News in Pictures: March 27, 2024
METRO’S QUIETEST WEEK
The capital region marks its quietest period this Holy Week, with many residents taking advantage of the long holiday to travel to the countryside or abroad.
On Monday, Transportation Secretary Jaime Bautista inspected Ninoy Aquino International Airport, taking time to talk to passengers.
Holy Week began with Mass celebrations nationwide on Palm Sunday. Cardinal Jose Advincula, archbishop of the capital, led a service at the Manila Cathedral while members of EcoWaste Coalition held a “proces-sion” to encourage the faithful to observe a “plastic-free Holy Week” during their church visits.

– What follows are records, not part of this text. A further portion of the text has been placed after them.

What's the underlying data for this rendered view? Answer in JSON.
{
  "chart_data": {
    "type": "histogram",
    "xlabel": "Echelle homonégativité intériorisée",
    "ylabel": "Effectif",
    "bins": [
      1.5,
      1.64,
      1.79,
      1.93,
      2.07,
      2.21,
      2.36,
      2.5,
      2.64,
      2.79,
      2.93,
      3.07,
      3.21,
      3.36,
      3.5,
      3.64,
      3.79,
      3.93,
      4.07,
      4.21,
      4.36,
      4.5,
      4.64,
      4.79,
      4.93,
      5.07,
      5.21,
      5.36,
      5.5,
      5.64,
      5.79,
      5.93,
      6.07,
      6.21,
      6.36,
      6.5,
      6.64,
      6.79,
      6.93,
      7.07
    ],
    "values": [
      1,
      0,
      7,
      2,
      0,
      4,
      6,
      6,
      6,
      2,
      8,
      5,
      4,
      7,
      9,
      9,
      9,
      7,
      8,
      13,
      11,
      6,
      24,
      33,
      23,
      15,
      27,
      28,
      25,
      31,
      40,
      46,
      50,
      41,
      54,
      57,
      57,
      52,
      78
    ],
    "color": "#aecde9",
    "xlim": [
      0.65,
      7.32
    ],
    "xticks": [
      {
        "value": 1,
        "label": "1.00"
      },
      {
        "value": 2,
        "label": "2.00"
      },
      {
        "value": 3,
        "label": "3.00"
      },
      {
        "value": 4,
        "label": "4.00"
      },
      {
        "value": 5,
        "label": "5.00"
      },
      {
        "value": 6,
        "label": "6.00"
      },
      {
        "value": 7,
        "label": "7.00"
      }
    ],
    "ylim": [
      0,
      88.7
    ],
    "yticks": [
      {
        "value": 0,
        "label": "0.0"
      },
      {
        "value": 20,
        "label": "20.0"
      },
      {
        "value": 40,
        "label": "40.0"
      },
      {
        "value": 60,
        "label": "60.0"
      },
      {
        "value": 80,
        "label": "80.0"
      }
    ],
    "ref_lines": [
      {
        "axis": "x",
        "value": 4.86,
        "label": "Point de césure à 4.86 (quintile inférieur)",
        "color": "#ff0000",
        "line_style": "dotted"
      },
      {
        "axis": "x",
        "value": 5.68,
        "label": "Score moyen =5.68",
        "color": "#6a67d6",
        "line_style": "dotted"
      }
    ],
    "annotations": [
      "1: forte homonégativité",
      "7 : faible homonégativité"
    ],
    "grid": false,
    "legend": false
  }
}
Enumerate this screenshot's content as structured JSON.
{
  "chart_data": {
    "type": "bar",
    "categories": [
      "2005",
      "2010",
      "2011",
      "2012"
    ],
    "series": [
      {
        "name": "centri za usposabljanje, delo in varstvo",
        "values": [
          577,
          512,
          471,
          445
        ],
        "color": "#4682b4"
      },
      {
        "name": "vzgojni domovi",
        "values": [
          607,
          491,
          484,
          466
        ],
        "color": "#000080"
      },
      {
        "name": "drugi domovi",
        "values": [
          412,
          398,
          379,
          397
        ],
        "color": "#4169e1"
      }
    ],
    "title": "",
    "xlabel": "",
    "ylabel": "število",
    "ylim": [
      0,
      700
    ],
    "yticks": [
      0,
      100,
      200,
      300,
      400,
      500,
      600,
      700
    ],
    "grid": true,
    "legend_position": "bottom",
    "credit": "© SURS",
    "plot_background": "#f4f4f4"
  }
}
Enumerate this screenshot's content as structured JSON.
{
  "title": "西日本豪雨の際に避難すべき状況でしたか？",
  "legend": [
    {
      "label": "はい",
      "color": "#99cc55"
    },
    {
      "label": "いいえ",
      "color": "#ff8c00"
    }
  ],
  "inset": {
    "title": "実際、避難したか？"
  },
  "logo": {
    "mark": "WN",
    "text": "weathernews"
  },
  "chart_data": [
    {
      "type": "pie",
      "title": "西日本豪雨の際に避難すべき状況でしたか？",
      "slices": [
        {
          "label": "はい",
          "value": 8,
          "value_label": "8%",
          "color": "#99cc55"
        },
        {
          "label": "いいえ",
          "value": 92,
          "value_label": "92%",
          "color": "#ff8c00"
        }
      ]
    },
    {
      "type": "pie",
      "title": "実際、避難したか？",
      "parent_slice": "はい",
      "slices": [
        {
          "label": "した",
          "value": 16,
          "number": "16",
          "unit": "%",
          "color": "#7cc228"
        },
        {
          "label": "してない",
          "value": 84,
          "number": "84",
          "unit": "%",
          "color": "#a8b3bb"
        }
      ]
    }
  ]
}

In Quezon City on Tuesday, devotees including this woman (below) hold a “Pabasa,” or a reading of the passages recounting Christ’s passion, at the National Shrine of Our Lady of Lourdes.
A DIFFERENT ‘FEAST DAY
Amid the observance of Lent, when the Catholic flock is discouraged from eating meat, particularly pork, residents of Calumpit, Bulacan province, hold a Longganisa Festival on Saturday to celebrate a culinary specialty of the town, its native sausage. The event is also aimed at encouraging travelers to visit the municipality amid the expected rise in domestic tourism at this time of the year. -GRIG C. MONTEGRANDE
BACK TO PH WITHOUT TEVES
National Bureau of Investigation Director Medardo de Lemos (right) holds a press briefing on Monday explaining why his agency was unable to bring back expelled Rep. Arnolfo Teves Jr. from Timor-Leste despite his arrest on March 21. De Lemos said the NBI mission to escort Teves home was set back by the legal process. His lawyer Ferdinand Topacio said earlier that Teves should be turned over to a Timorese court before the Philippine government requests his return. The lawmaker-turned-fugitive was charged late last year for the March 4, 2023, murder of his political rival, Roel Degamo. – RUSSEL ANTHONY LORETO
OPERA IN TONDO
The Italian Embassy mounts a production of Giacomo Puccini’s “Gianni Schicchi” at San Pablo Apostol Parish Church in Manila’s district of Tondo on March 23. The performers were accompanied by the Manila Symphony Orchestra, a pioneering orchestra in the country founded in 1926 by Austrian-Fili-pino conductor Alexander Lippay.
Italian Ambassador Marco Clemente told Inquirer editors and reporters in a roundtable meeting earlier this month that it was his dream to introduce opera to Tondo’s youth. Among those in the audience were 620 scholars of the Canossa-Tondo Children’s Founda-tion, a humanitarian group founded by Italian priest Giovanni Gentilin.